As The Public's long gestation period has slowly unfolded, I have found it increasingly difficult to grasp exactly what this outlandish multicoloured box designed by Will Alsop is supposed to be. Yes, it would have a cafe and restaurant, it would house exhibitions and small start-up businesses, and the the top floor would offer fantastic views across the Black Country.

But exactly how the people of West Bromwich would interact with it and adopt it as an inspiring focus of their town's rebirth, particularly with Alsop's very specific architectural repertoire of ramps and "pods", was something that remained beyond my imagination.

Not that I had any desire to see it fail. I wanted to believe that the proof would be in the opening, but for quite a while now I've been keeping my head down and my fingers crossed.

Yet it all seemed so different when the project, originally called c/PLEX, was launched more than a decade ago. It was rooted in Jubilee Arts, a community arts project which had served West Bromwich for 30 years, specialising in giving community groups access to professional digital media.

The long-serving chief executive, Sylvia King, had started out in 1974 driving portable street theatre in a double-decker bus around West Brom's estates. Sylvia is a fiery visionary, dedicated to raising the horizons of local people. Surely someone with such a down-to-earth background could always be relied upon to keep a reality check?

The first proposal to re-house Jubilee Arts in state-of-the art-premises, by original architects Rivington Street Studio, was a modest low-rise scheme on the periphery of the town centre. If this had been pursued it would probably have opened several years ago and would today be serving the community well.

But these were times of high and seductive ambition. In the late 1990s three factors -the greater than expected initial success of the National Lottery, the impending Millennium and Labour's victory in the 1997 General Election - combined to persuade many of us that early 21st century Britain was going to be the New Jerusalem.

We would bathe in frothy cappuccino, visit art galleries designed by internationallyrenowned architects and at last become truly European in our appreciation of our transformed cities. No wonder Britain became more excited about the Millennium than any of its European neighbours.

As we all know, this bandwagon swiftly met its nemesis in the shape of the Millennium Dome, while the sudden flood of loadsamoney into arts infrastructure long starved of capital investment had some results as disastrous as you might expect of a starving man gorging himself at a banquet.

Remember Sheffield's short-lived National Centre for Popular Music, a project where the extraordinary building designed by Branson Coates left nothing in the budget for the exhibits, so that the inside was less exciting than your local HMV record shop?

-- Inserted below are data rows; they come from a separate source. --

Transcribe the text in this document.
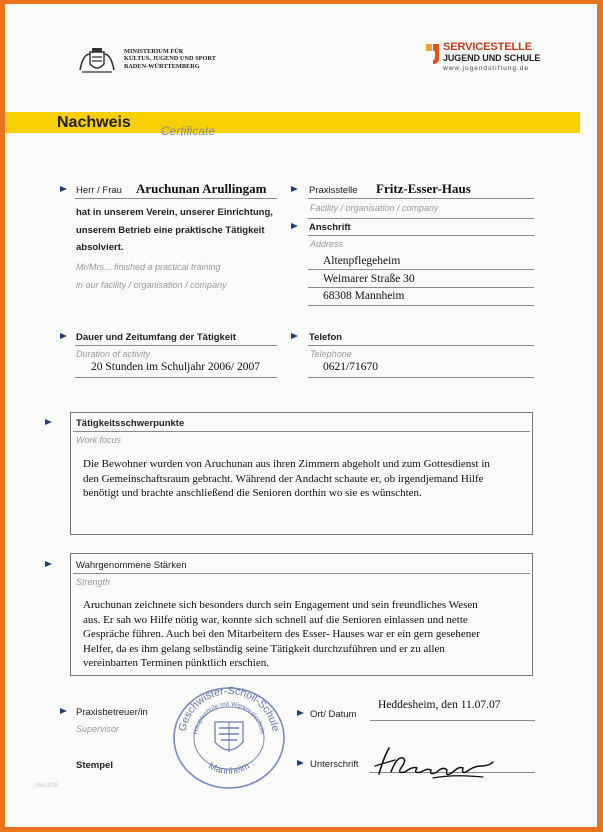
MINISTERIUM FÜR
KULTUS, JUGEND UND SPORT
BADEN-WÜRTTEMBERG
SERVICESTELLE
JUGEND UND SCHULE
www.jugendstiftung.de
Nachweis	Certificate
Herr / Frau Aruchunan Arullingam
hat in unserem Verein, unserer Einrichtung,
unserem Betrieb eine praktische Tätigkeit
absolviert.
Mr/Mrs... finished a practical training
in our facility / organisation / company
Praxisstelle Fritz-Esser-Haus
Facility / organisation / company
Anschrift
Address
Altenpflegeheim
Weimarer Straße 30
68308 Mannheim
Dauer und Zeitumfang der Tätigkeit
Duration of activity
20 Stunden im Schuljahr 2006/ 2007
Telefon
Telephone
0621/71670
Tätigkeitsschwerpunkte
Work focus
Die Bewohner wurden von Aruchunan aus ihren Zimmern abgeholt und zum Gottesdienst in
den Gemeinschaftsraum gebracht. Während der Andacht schaute er, ob irgendjemand Hilfe
benötigt und brachte anschließend die Senioren dorthin wo sie es wünschten.
Wahrgenommene Stärken
Strength
Aruchunan zeichnete sich besonders durch sein Engagement und sein freundliches Wesen
aus. Er sah wo Hilfe nötig war, konnte sich schnell auf die Senioren einlassen und nette
Gespräche führen. Auch bei den Mitarbeitern des Esser- Hauses war er ein gern gesehener
Helfer, da es ihm gelang selbständig seine Tätigkeit durchzuführen und er zu allen
vereinbarten Terminen pünktlich erschien.
Praxisbetreuer/in
Supervisor
Stempel
Geschwister-Scholl-Schule
Hauptschule mit Werkrealschule
Mannheim
Ort/ Datum
Heddesheim, den 11.07.07
Unterschrift
05/2005
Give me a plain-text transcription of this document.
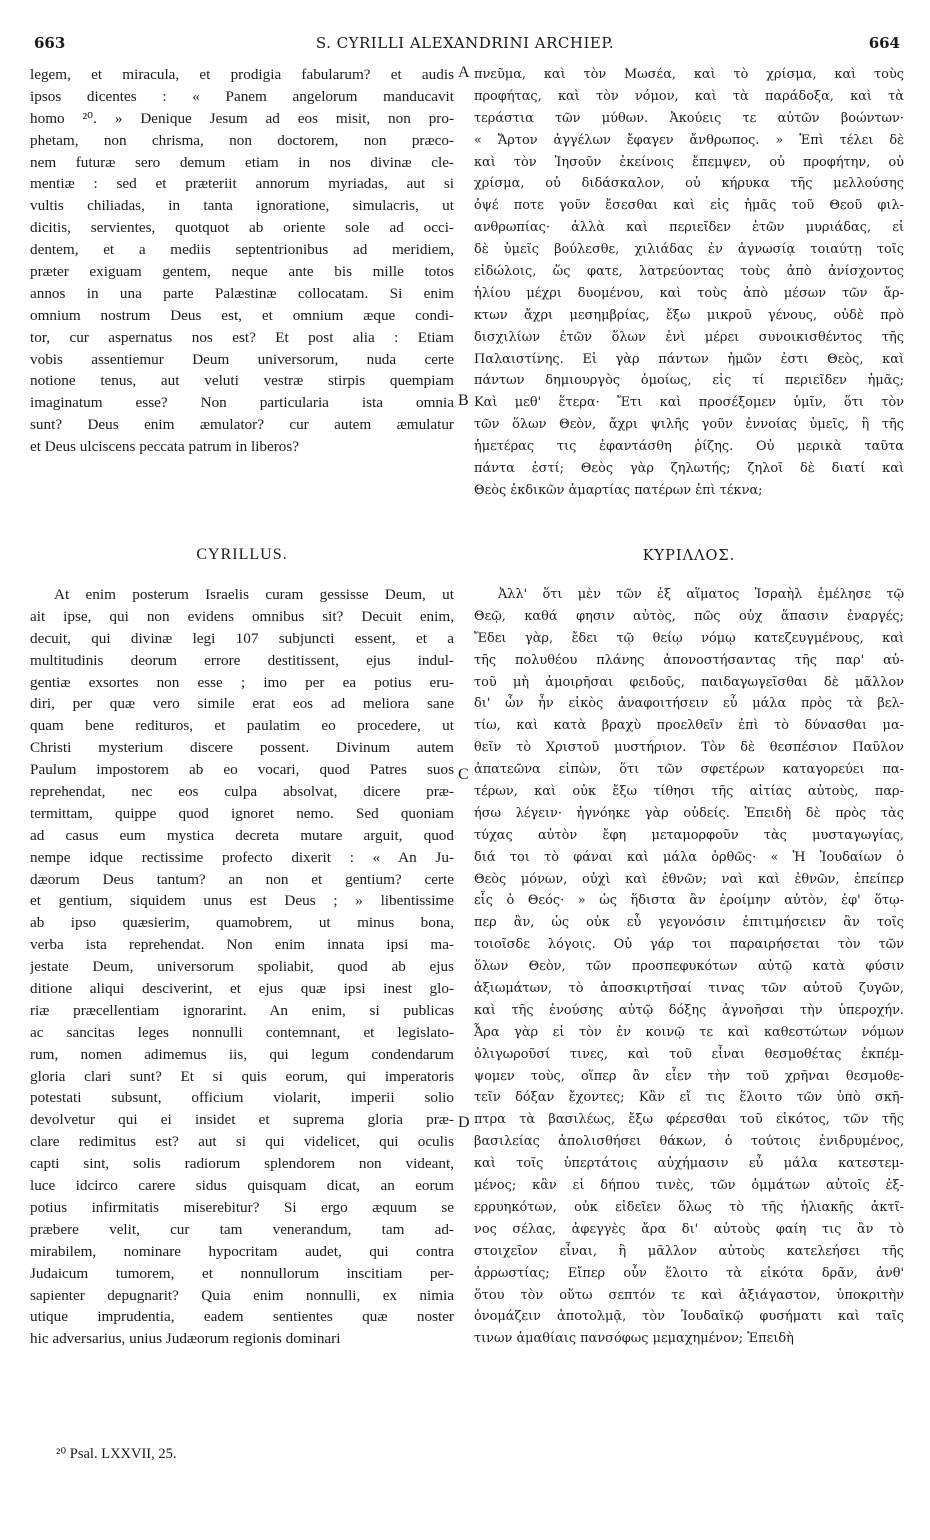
663	S. CYRILLI ALEXANDRINI ARCHIEP.	664
legem, et miracula, et prodigia fabularum? et audis
ipsos dicentes : « Panem angelorum manducavit
homo ²⁰. » Denique Jesum ad eos misit, non pro-
phetam, non chrisma, non doctorem, non præco-
nem futuræ sero demum etiam in nos divinæ cle-
mentiæ : sed et præteriit annorum myriadas, aut si
vultis chiliadas, in tanta ignoratione, simulacris, ut
dicitis, servientes, quotquot ab oriente sole ad occi-
dentem, et a mediis septentrionibus ad meridiem,
præter exiguam gentem, neque ante bis mille totos
annos in una parte Palæstinæ collocatam. Si enim
omnium nostrum Deus est, et omnium æque condi-
tor, cur aspernatus nos est? Et post alia : Etiam
vobis assentiemur Deum universorum, nuda certe
notione tenus, aut veluti vestræ stirpis quempiam
imaginatum esse? Non particularia ista omnia
sunt? Deus enim æmulator? cur autem æmulatur
et Deus ulciscens peccata patrum in liberos?
πνεῦμα, καὶ τὸν Μωσέα, καὶ τὸ χρίσμα, καὶ τοὺς
προφήτας, καὶ τὸν νόμον, καὶ τὰ παράδοξα, καὶ τὰ
τεράστια τῶν μύθων. Ἀκούεις τε αὐτῶν βοώντων·
« Ἄρτον ἀγγέλων ἔφαγεν ἄνθρωπος. » Ἐπὶ τέλει δὲ
καὶ τὸν Ἰησοῦν ἐκείνοις ἔπεμψεν, οὐ προφήτην, οὐ
χρίσμα, οὐ διδάσκαλον, οὐ κήρυκα τῆς μελλούσης
ὀψέ ποτε γοῦν ἔσεσθαι καὶ εἰς ἡμᾶς τοῦ Θεοῦ φιλ-
ανθρωπίας· ἀλλὰ καὶ περιεῖδεν ἐτῶν μυριάδας, εἰ
δὲ ὑμεῖς βούλεσθε, χιλιάδας ἐν ἀγνωσίᾳ τοιαύτῃ τοῖς
εἰδώλοις, ὥς φατε, λατρεύοντας τοὺς ἀπὸ ἀνίσχοντος
ἡλίου μέχρι δυομένου, καὶ τοὺς ἀπὸ μέσων τῶν ἄρ-
κτων ἄχρι μεσημβρίας, ἔξω μικροῦ γένους, οὐδὲ πρὸ
δισχιλίων ἐτῶν ὅλων ἑνὶ μέρει συνοικισθέντος τῆς
Παλαιστίνης. Εἰ γὰρ πάντων ἡμῶν ἐστι Θεὸς, καὶ
πάντων δημιουργὸς ὁμοίως, εἰς τί περιεῖδεν ἡμᾶς;
Καὶ μεθ' ἕτερα· Ἔτι καὶ προσέξομεν ὑμῖν, ὅτι τὸν
τῶν ὅλων Θεὸν, ἄχρι ψιλῆς γοῦν ἐννοίας ὑμεῖς, ἢ τῆς
ἡμετέρας τις ἐφαντάσθη ῥίζης. Οὐ μερικὰ ταῦτα
πάντα ἐστί; Θεὸς γὰρ ζηλωτής; ζηλοῖ δὲ διατί καὶ
Θεὸς ἐκδικῶν ἁμαρτίας πατέρων ἐπὶ τέκνα;
CYRILLUS.	ΚΥΡΙΛΛΟΣ.
At enim posterum Israelis curam gessisse Deum, ut
ait ipse, qui non evidens omnibus sit? Decuit enim,
decuit, qui divinæ legi 107 subjuncti essent, et a
multitudinis deorum errore destitissent, ejus indul-
gentiæ exsortes non esse ; imo per ea potius eru-
diri, per quæ vero simile erat eos ad meliora sane
quam bene redituros, et paulatim eo procedere, ut
Christi mysterium discere possent. Divinum autem
Paulum impostorem ab eo vocari, quod Patres suos
reprehendat, nec eos culpa absolvat, dicere præ-
termittam, quippe quod ignoret nemo. Sed quoniam
ad casus eum mystica decreta mutare arguit, quod
nempe idque rectissime profecto dixerit : « An Ju-
dæorum Deus tantum? an non et gentium? certe
et gentium, siquidem unus est Deus ; » libentissime
ab ipso quæsierim, quamobrem, ut minus bona,
verba ista reprehendat. Non enim innata ipsi ma-
jestate Deum, universorum spoliabit, quod ab ejus
ditione aliqui desciverint, et ejus quæ ipsi inest glo-
riæ præcellentiam ignorarint. An enim, si publicas
ac sancitas leges nonnulli contemnant, et legislato-
rum, nomen adimemus iis, qui legum condendarum
gloria clari sunt? Et si quis eorum, qui imperatoris
potestati subsunt, officium violarit, imperii solio
devolvetur qui ei insidet et suprema gloria præ-
clare redimitus est? aut si qui videlicet, qui oculis
capti sint, solis radiorum splendorem non videant,
luce idcirco carere sidus quisquam dicat, an eorum
potius infirmitatis miserebitur? Si ergo æquum se
præbere velit, cur tam venerandum, tam ad-
mirabilem, nominare hypocritam audet, qui contra
Judaicum tumorem, et nonnullorum inscitiam per-
sapienter depugnarit? Quia enim nonnulli, ex nimia
utique imprudentia, eadem sentientes quæ noster
hic adversarius, unius Judæorum regionis dominari
Ἀλλ' ὅτι μὲν τῶν ἐξ αἵματος Ἰσραὴλ ἐμέλησε τῷ
Θεῷ, καθά φησιν αὐτὸς, πῶς οὐχ ἅπασιν ἐναργές;
Ἔδει γὰρ, ἔδει τῷ θείῳ νόμῳ κατεζευγμένους, καὶ
τῆς πολυθέου πλάνης ἀπονοστήσαντας τῆς παρ' αὐ-
τοῦ μὴ ἀμοιρῆσαι φειδοῦς, παιδαγωγεῖσθαι δὲ μᾶλλον
δι' ὧν ἦν εἰκὸς ἀναφοιτήσειν εὖ μάλα πρὸς τὰ βελ-
τίω, καὶ κατὰ βραχὺ προελθεῖν ἐπὶ τὸ δύνασθαι μα-
θεῖν τὸ Χριστοῦ μυστήριον. Τὸν δὲ θεσπέσιον Παῦλον
ἀπατεῶνα εἰπὼν, ὅτι τῶν σφετέρων καταγορεύει πα-
τέρων, καὶ οὐκ ἔξω τίθησι τῆς αἰτίας αὐτοὺς, παρ-
ήσω λέγειν· ἠγνόηκε γὰρ οὐδείς. Ἐπειδὴ δὲ πρὸς τὰς
τύχας αὐτὸν ἔφη μεταμορφοῦν τὰς μυσταγωγίας,
διά τοι τὸ φάναι καὶ μάλα ὀρθῶς· « Ἡ Ἰουδαίων ὁ
Θεὸς μόνων, οὐχὶ καὶ ἐθνῶν; ναὶ καὶ ἐθνῶν, ἐπείπερ
εἷς ὁ Θεός· » ὡς ἥδιστα ἂν ἐροίμην αὐτὸν, ἐφ' ὅτῳ-
περ ἂν, ὡς οὐκ εὖ γεγονόσιν ἐπιτιμήσειεν ἂν τοῖς
τοιοῖσδε λόγοις. Οὐ γάρ τοι παραιρήσεται τὸν τῶν
ὅλων Θεὸν, τῶν προσπεφυκότων αὐτῷ κατὰ φύσιν
ἀξιωμάτων, τὸ ἀποσκιρτῆσαί τινας τῶν αὐτοῦ ζυγῶν,
καὶ τῆς ἐνούσης αὐτῷ δόξης ἀγνοῆσαι τὴν ὑπεροχήν.
Ἆρα γὰρ εἰ τὸν ἐν κοινῷ τε καὶ καθεστώτων νόμων
ὀλιγωροῦσί τινες, καὶ τοῦ εἶναι θεσμοθέτας ἐκπέμ-
ψομεν τοὺς, οἵπερ ἂν εἶεν τὴν τοῦ χρῆναι θεσμοθε-
τεῖν δόξαν ἔχοντες; Κἂν εἴ τις ἕλοιτο τῶν ὑπὸ σκῆ-
πτρα τὰ βασιλέως, ἔξω φέρεσθαι τοῦ εἰκότος, τῶν τῆς
βασιλείας ἀπολισθήσει θάκων, ὁ τούτοις ἐνιδρυμένος,
καὶ τοῖς ὑπερτάτοις αὐχήμασιν εὖ μάλα κατεστεμ-
μένος; κἂν εἰ δήπου τινὲς, τῶν ὀμμάτων αὐτοῖς ἐξ-
ερρυηκότων, οὐκ εἰδεῖεν ὅλως τὸ τῆς ἡλιακῆς ἀκτῖ-
νος σέλας, ἀφεγγὲς ἄρα δι' αὐτοὺς φαίη τις ἂν τὸ
στοιχεῖον εἶναι, ἢ μᾶλλον αὐτοὺς κατελεήσει τῆς
ἀρρωστίας; Εἴπερ οὖν ἕλοιτο τὰ εἰκότα δρᾶν, ἀνθ'
ὅτου τὸν οὕτω σεπτόν τε καὶ ἀξιάγαστον, ὑποκριτὴν
ὀνομάζειν ἀποτολμᾷ, τὸν Ἰουδαϊκῷ φυσήματι καὶ ταῖς
τινων ἀμαθίαις πανσόφως μεμαχημένον; Ἐπειδὴ
A
B
C
D
²⁰ Psal. LXXVII, 25.
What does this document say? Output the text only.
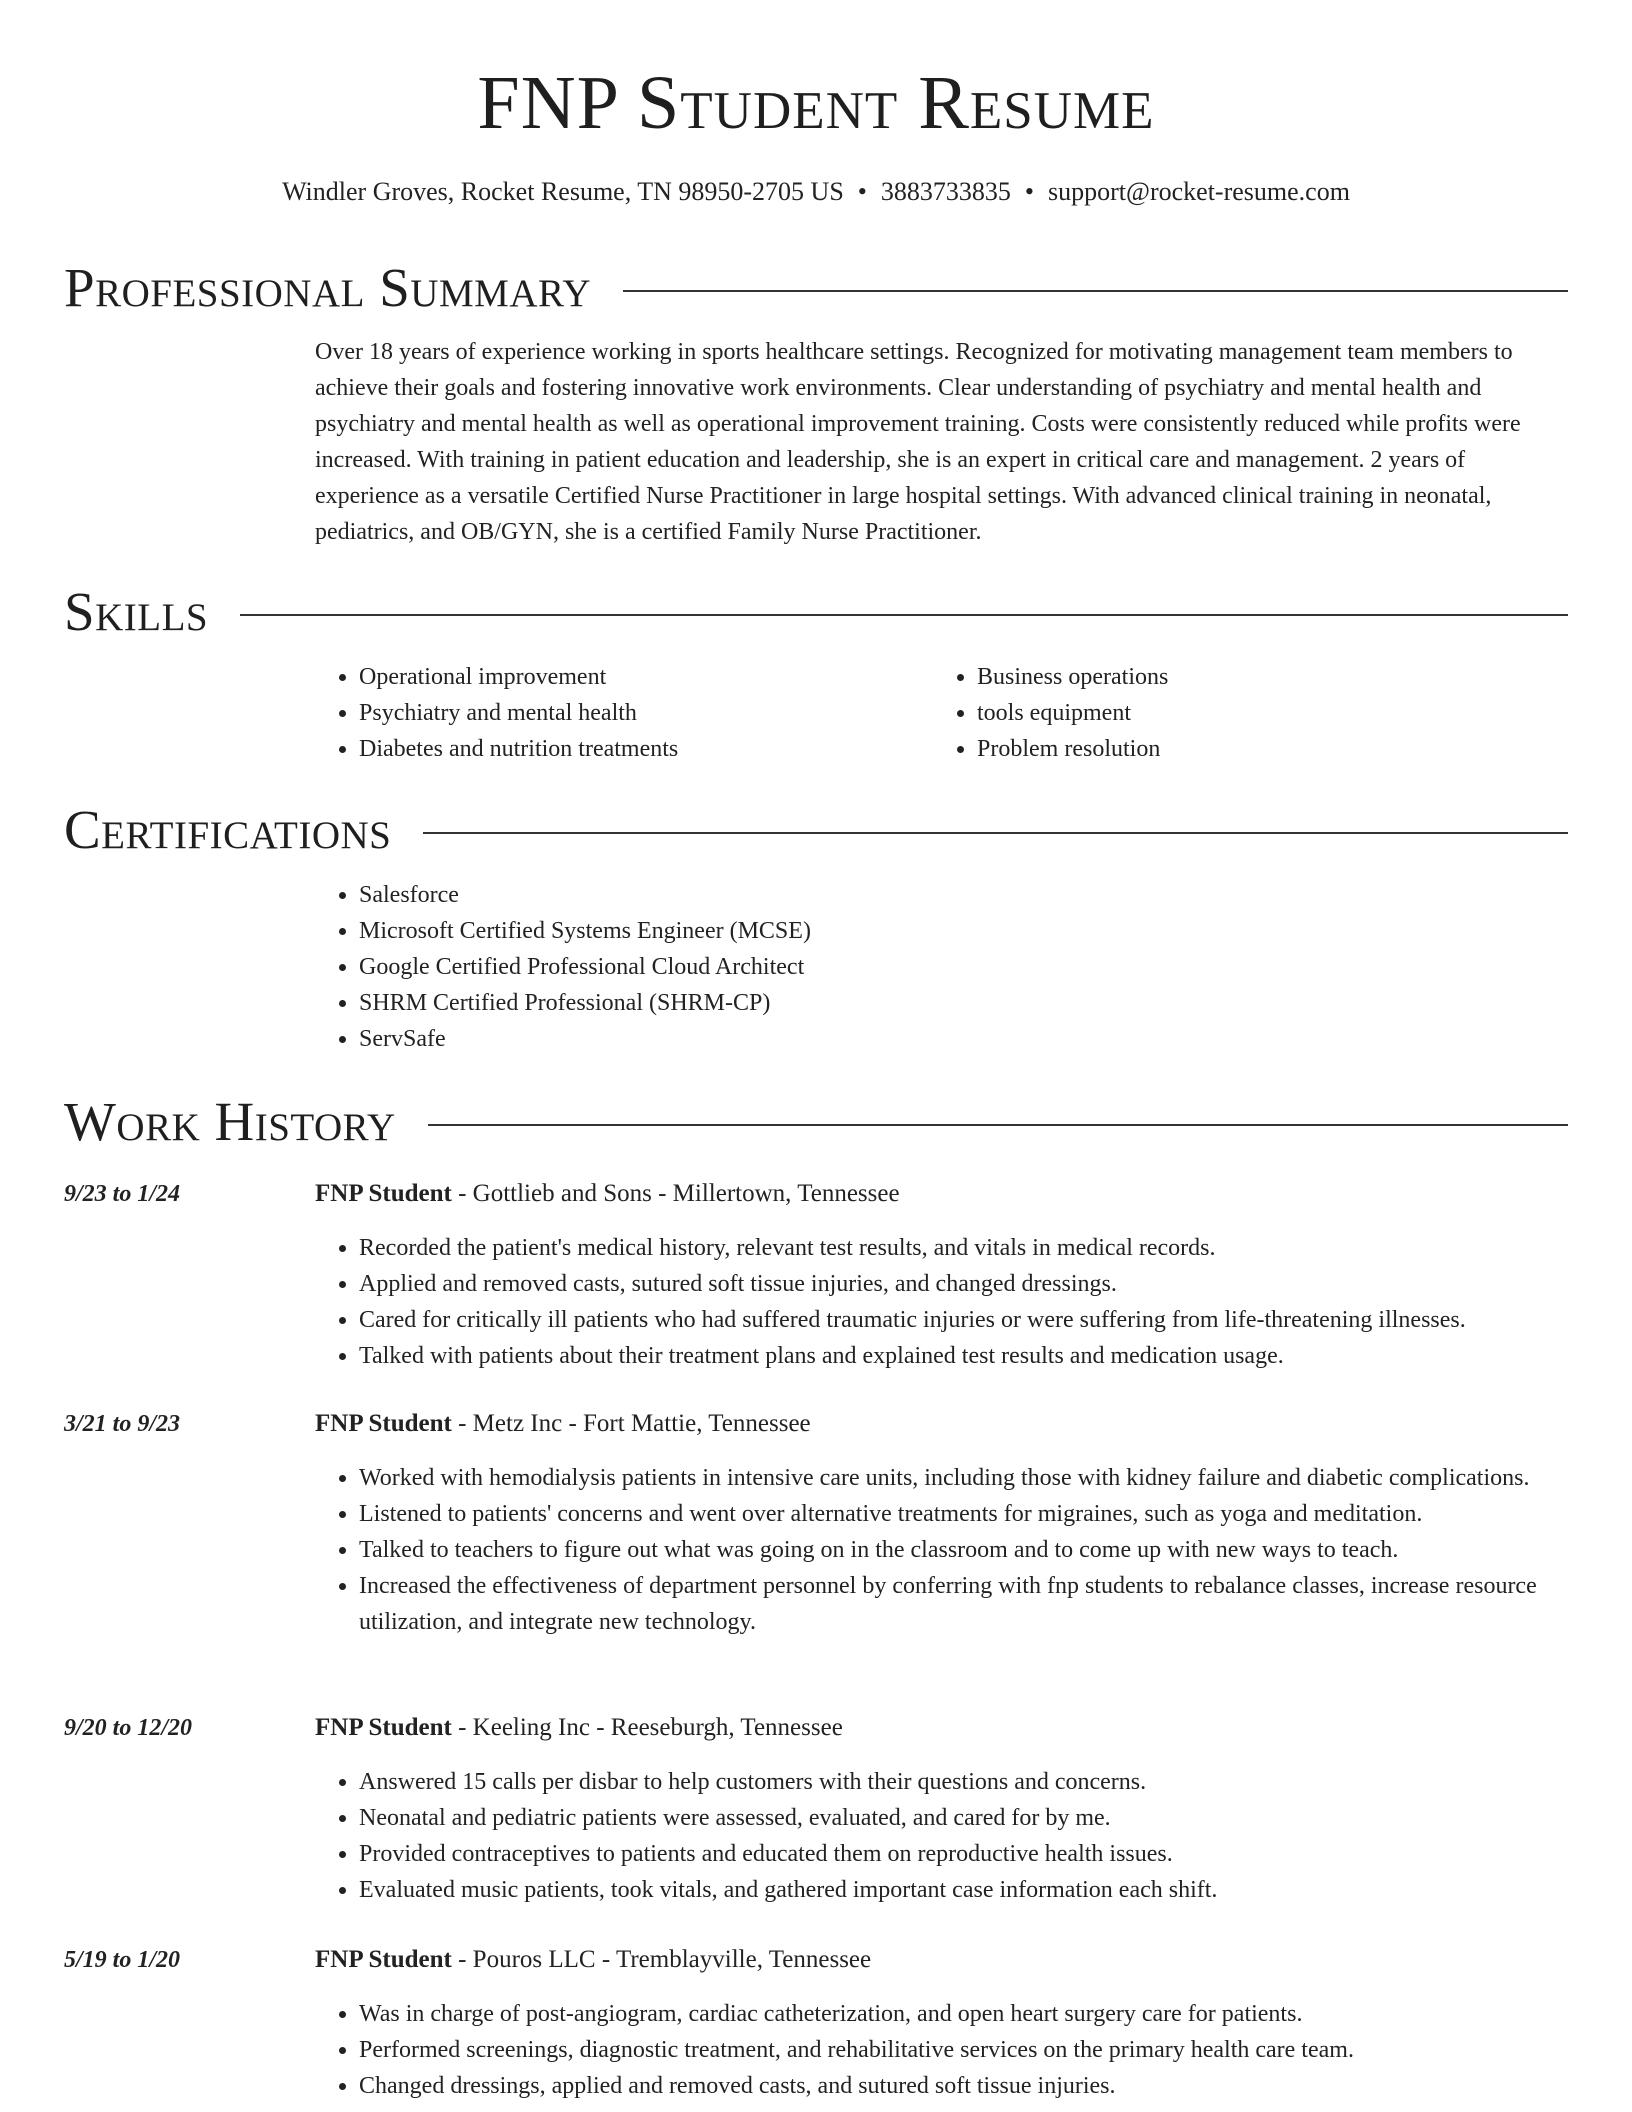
FNP Student Resume
Windler Groves, Rocket Resume, TN 98950-2705 US • 3883733835 • support@rocket-resume.com
Professional Summary

Over 18 years of experience working in sports healthcare settings. Recognized for motivating management team members to achieve their goals and fostering innovative work environments. Clear understanding of psychiatry and mental health and psychiatry and mental health as well as operational improvement training. Costs were consistently reduced while profits were increased. With training in patient education and leadership, she is an expert in critical care and management. 2 years of experience as a versatile Certified Nurse Practitioner in large hospital settings. With advanced clinical training in neonatal, pediatrics, and OB/GYN, she is a certified Family Nurse Practitioner.

Skills
• Operational improvement
• Psychiatry and mental health
• Diabetes and nutrition treatments
• Business operations
• tools equipment
• Problem resolution
Certifications
• Salesforce
• Microsoft Certified Systems Engineer (MCSE)
• Google Certified Professional Cloud Architect
• SHRM Certified Professional (SHRM-CP)
• ServSafe
Work History
9/23 to 1/24	FNP Student - Gottlieb and Sons - Millertown, Tennessee
• Recorded the patient's medical history, relevant test results, and vitals in medical records.
• Applied and removed casts, sutured soft tissue injuries, and changed dressings.
• Cared for critically ill patients who had suffered traumatic injuries or were suffering from life-threatening illnesses.
• Talked with patients about their treatment plans and explained test results and medication usage.
3/21 to 9/23	FNP Student - Metz Inc - Fort Mattie, Tennessee
• Worked with hemodialysis patients in intensive care units, including those with kidney failure and diabetic complications.
• Listened to patients' concerns and went over alternative treatments for migraines, such as yoga and meditation.
• Talked to teachers to figure out what was going on in the classroom and to come up with new ways to teach.
• Increased the effectiveness of department personnel by conferring with fnp students to rebalance classes, increase resource utilization, and integrate new technology.
9/20 to 12/20	FNP Student - Keeling Inc - Reeseburgh, Tennessee
• Answered 15 calls per disbar to help customers with their questions and concerns.
• Neonatal and pediatric patients were assessed, evaluated, and cared for by me.
• Provided contraceptives to patients and educated them on reproductive health issues.
• Evaluated music patients, took vitals, and gathered important case information each shift.
5/19 to 1/20	FNP Student - Pouros LLC - Tremblayville, Tennessee
• Was in charge of post-angiogram, cardiac catheterization, and open heart surgery care for patients.
• Performed screenings, diagnostic treatment, and rehabilitative services on the primary health care team.
• Changed dressings, applied and removed casts, and sutured soft tissue injuries.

And on the subject of lottery-funded white elephants, who can forget Birmingham's apparently pointless Millennium Point and its much inferior replacement of the popular Museum of Science & Industry?

Another Black Country project which paralleled The Public was Walsall's New Art Gallery. Only a few years after a modest scheme to convert a Victorian villa across the road from the previous Museum & Art Gallery failed to take off, the climate had been so transformed by the lottery that only a huge free-standing building would do.

At least the gallery was successfully completed and initially brought great national and international acclaim to Walsall. This project was also driven by a charismatic individual, the director Peter Jenkinson, and it was only after his departure to set up the Creative Part-nerships programme that financial realities came home to roost and the gallery's sustainability came to be seriously questioned.

After a long delay a new director is now in place at the New Art Gallery and with the imminent development of the adjoining Town Wharf site, it may yet prove an effective component in Walsall's regeneration.

Whether the same will prove true of The Public is another question. It is difficult to see what alternative now exists to filling the cash shortfall from whatever source can be found and pressing on to completion. Then it is up to the organisation to demonstrate its value to local people.

Though that era of late 90s civic cultural ambition now seems a very long time ago, The Public is a direct legacy of it. It is one of two major projects (the other is the redevelopment of the Royal Shakespeare Theatre) for which the Arts Council reserved money when the shutters went up on capital arts spending.

If, as it seemed at the time, the Arts Council had some reservations about putting a large amount of cash into the centre of West Bromwich, the decision was eased by the criticism it faced over accusations that London enjoyed dis-proportionate favour.

Ironically, reactions yesterday seemed to suggest there may have been some wishful thinking about the extent of support for The Public. It would be doubly ironic if the role of culture in urban regeneration was diminished because of past over-ambition.